Sparks Street

Sparks Street was a good idea, but it was destined to fail. The decline of North American urban centres was just beginning when Sparks Street was officially declared a pedestrian only zone. The hope of having vibrant downtown shopping street zoomed away, like a car driven home to the suburbs every night.


Sparks of the past

It took a long time for the shopping street to die. Holt Renfrew on Sparks closed its doors in 2014. But die it has, leaving us with a street of limited options. A few restaurants, some small stores, and hundreds of metres of empty walls is what we have left.

Once more, the city is planning a redesign of Sparks Street.

Examples of well designed, and well-used pedestrian malls abound. Every summer, Ste Catherine is closed to auto traffic, creating a long pedestrian mall through Montreal's core.


Ste Catherine

Church Street, Burlington Vermont's version of Sparks, was created as part of an urban renewal, and continues to be a lively and exciting place to visit, covered in patios, and filled with people.


Church Street

Further abroad, Temple Bar, a pedestrian street in Dublin has also enjoyed success as an entertainment spot for tourists and locals.


Temple Bar

There are many examples of well designed, and well used pedestrian streets worldwide. Sparks Street has some elements in place, but there is always room for improvement.


Sparks street

The fact is, the attention grabbing streets, the places that everyone wants to visit, are almost never created by the government. They are created by the people of the city, and then later embraced by governments and organizations.

Take the Kensington Market in Toronto, for example. The neighbourhood grew with waves of immigrants, notably Jewish immigrants in the 1900s, many of whom made money selling products to other neighbourhood dwellers. Those roots are still alive today in that vibrant and diverse neighbourhood.

So how can we make Sparks better?

The entrance to Sparks Street is just okay. Honestly, it’s not the most enticing, especially from the west entrance off Lyon, but you can see that it is a pedestrian mall.

An easy step to make it more appealing though, would be to improve the overhead game.
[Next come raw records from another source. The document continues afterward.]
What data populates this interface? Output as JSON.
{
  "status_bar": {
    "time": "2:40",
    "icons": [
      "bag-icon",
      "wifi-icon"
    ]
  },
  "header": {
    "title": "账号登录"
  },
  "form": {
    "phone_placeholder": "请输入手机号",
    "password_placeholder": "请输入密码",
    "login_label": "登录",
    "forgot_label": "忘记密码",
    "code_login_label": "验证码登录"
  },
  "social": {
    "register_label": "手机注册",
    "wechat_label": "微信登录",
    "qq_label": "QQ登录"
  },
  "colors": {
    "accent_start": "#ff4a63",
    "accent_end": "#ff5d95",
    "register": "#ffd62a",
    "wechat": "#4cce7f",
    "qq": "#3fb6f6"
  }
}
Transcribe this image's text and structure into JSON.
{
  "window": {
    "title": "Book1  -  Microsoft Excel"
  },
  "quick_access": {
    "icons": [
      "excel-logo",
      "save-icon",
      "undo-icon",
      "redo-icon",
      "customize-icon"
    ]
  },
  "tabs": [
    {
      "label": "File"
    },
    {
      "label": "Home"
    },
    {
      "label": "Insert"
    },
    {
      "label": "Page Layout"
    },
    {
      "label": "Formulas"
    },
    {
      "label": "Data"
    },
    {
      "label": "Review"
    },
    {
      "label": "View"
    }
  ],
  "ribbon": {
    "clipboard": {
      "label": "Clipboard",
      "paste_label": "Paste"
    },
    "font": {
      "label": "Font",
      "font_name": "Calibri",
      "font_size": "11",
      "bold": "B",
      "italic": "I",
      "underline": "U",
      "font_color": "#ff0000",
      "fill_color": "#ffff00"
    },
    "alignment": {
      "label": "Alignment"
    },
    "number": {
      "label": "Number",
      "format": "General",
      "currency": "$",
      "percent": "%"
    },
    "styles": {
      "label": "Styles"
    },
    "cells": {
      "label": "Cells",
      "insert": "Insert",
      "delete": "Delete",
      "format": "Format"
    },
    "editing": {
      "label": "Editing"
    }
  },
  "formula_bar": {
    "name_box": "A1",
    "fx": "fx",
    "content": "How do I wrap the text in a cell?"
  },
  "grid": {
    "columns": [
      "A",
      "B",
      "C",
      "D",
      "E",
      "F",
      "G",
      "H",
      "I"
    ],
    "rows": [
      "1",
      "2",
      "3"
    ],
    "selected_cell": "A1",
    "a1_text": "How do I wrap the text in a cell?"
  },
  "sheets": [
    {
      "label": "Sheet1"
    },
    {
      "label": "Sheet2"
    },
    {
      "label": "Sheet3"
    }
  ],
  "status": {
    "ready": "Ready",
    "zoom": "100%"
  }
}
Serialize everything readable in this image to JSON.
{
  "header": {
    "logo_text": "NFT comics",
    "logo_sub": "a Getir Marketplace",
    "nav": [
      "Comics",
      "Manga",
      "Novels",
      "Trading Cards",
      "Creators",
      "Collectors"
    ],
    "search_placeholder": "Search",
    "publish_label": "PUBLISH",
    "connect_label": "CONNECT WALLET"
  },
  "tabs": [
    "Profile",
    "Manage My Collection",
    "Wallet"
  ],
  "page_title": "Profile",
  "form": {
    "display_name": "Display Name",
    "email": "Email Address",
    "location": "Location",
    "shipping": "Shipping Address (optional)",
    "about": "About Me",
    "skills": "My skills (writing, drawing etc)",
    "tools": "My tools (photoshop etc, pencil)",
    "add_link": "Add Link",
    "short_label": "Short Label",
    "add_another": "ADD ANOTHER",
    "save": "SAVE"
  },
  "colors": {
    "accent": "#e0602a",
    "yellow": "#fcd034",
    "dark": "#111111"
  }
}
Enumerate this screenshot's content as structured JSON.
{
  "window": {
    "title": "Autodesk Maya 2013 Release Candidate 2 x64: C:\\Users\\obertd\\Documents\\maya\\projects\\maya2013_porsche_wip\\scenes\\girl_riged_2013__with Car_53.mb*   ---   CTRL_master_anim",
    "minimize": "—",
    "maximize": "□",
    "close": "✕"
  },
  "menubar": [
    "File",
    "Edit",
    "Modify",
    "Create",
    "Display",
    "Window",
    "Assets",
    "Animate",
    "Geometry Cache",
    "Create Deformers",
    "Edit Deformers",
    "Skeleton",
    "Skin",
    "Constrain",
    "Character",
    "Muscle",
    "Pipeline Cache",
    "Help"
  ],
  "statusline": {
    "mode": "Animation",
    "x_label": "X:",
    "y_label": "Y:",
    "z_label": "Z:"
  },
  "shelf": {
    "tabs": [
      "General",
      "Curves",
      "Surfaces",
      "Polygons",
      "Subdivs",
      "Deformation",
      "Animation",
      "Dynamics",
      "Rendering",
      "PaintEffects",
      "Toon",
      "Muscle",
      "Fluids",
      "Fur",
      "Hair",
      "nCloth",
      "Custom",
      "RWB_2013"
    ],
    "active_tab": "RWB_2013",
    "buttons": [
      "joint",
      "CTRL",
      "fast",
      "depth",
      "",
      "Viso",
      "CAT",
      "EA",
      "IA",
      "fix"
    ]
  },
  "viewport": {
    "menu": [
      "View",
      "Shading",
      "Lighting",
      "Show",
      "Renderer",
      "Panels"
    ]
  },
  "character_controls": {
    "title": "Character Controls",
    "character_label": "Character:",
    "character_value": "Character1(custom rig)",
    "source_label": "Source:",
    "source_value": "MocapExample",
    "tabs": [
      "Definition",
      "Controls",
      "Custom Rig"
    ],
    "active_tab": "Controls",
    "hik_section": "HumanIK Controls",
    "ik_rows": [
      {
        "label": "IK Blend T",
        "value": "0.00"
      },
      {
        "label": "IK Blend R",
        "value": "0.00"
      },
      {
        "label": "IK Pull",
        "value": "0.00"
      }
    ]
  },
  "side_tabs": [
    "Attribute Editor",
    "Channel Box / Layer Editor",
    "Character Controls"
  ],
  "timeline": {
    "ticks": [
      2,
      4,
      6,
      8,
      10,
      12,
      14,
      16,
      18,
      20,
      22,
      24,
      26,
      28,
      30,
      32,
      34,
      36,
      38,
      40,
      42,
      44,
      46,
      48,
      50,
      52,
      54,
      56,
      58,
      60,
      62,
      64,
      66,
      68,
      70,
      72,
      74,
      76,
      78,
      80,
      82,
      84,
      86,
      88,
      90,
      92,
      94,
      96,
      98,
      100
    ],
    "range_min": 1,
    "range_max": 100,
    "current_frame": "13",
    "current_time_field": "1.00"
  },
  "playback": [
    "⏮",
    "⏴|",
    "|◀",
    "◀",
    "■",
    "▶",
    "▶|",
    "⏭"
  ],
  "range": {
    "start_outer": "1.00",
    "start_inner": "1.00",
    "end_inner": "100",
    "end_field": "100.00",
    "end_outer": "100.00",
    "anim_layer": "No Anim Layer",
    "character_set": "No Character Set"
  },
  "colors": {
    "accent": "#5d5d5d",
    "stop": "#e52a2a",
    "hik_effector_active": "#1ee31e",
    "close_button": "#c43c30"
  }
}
Get some string lights, little flags, pretty baubles. Whatever it takes to make people feel enchanted.

As for the actual use of the street, that might be a little more complicated. I think the city does have a role to play. The role of facilitator, not dictator.

Another top-down redesign isn’t going to change the myriad problems that plague Sparks Street.

The issues are systemic, and many of them relate to our overbearing bylaws. Want to make a unique street that can attract visitors 7 days a week, 20 hours day? Rethink everything you do with it.

Sell more permits to street food vendors. Create Canada’s (minus Quebec) first open-carry booze zone. Let people wander around with a cup of beer on a hot summer day, or some mulled wine for those cold winter nights. Hell, let craft breweries operate little beer carts all over the street. Let musicians play, let buskers busk, just open up the street for the people to use.

Beyond that, I think it’s time for our city to get into its rebellious teen phase.

The federal government has already said they aren’t going to let businesses use their ground floors. That’s old news. Doesn’t mean the space is useless. I think it would look pretty good with murals, with street-art, with people. Use guerilla tactics to beautify the street, but celebrate the vandals, rather than punishing them.


Street art in Berlin

Innovation isn't always about flashy technology. At its heart, innovation is the search for a better way to do something. How can we innovate, if no one is willing to take the first step. We don't need to force change, just create the environment for it and see how far it will take us.

It probably can't get worse than this.

Let's take a chance, and see how much better Sparks Street can be.